The lawyers would argue it is a contract issue: Freedom of contract. If the plaintiff doesn't like my terms, let him go somewhere else. Let them eat cake, I guess.

I'll Do a Better Job if You Pay Me More

My question is, why should lawyers be allowed to gamble on their work? Why is their work any more billable if they win than if they lose? Weren't they working as hard as they could have been? Does the vague possibility of a big payday somehow motivate them to do a better job? Why weren't they doing their best job in the first place?

How many ethical communicators do you know who say, "I'll do my best work, but won't charge you as much if we don't succeed. However, if we do succeed, my work somehow becomes more valuable, so you'll owe me more money."?

Can you get away with that?

My contingency proposal: When they win, pay those greedy bastards only for the hours expended.
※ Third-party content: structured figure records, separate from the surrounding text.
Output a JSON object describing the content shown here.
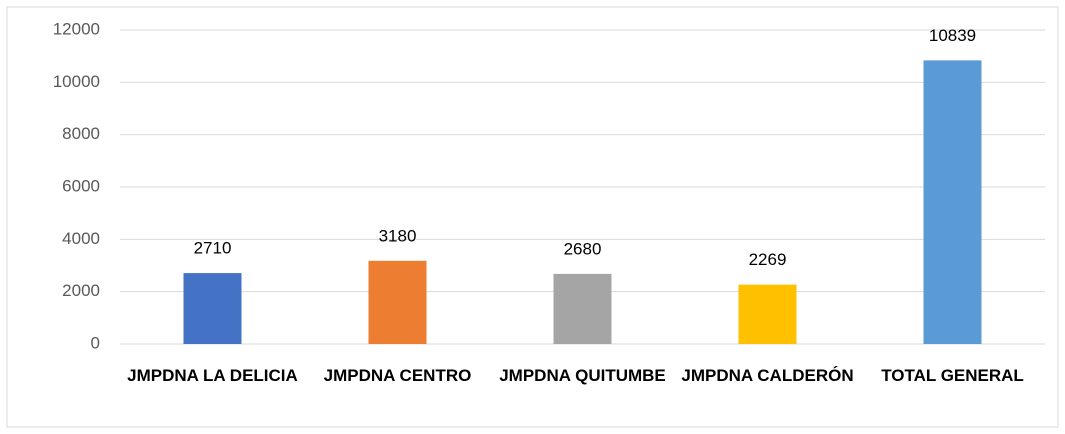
{
  "chart_data": {
    "type": "bar",
    "categories": [
      "JMPDNA LA DELICIA",
      "JMPDNA CENTRO",
      "JMPDNA QUITUMBE",
      "JMPDNA CALDERÓN",
      "TOTAL GENERAL"
    ],
    "values": [
      2710,
      3180,
      2680,
      2269,
      10839
    ],
    "colors": [
      "#4472c4",
      "#ed7d31",
      "#a5a5a5",
      "#ffc000",
      "#5b9bd5"
    ],
    "ylim": [
      0,
      12000
    ],
    "yticks": [
      0,
      2000,
      4000,
      6000,
      8000,
      10000,
      12000
    ],
    "grid": true,
    "data_labels": true
  }
}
However, include a weighting factor that takes into account their success record and the profession's success record in similar types of actions. If they're better than average, they get more money. If they're merely betting on the come and not particularly successful, previous results will penalize them. But relate their compensation to the hours of work performed, not to the litigation lottery wheel spun in a closed jury room.

Actually, some judges are trying to equalize the system. They can make summary judgments. Courts sometimes decide that billings were exorbitant; judges may look at the likelihood of success and include some multiplier -- or a "divider" -- to affect the fee.

I'm pretty good at my profession. I almost would be willing to allow a judge to determine how much more or less than "standard" I should earn on a given high-risk project.

Except that a judge was once a lawyer, and he may have read these commentaries!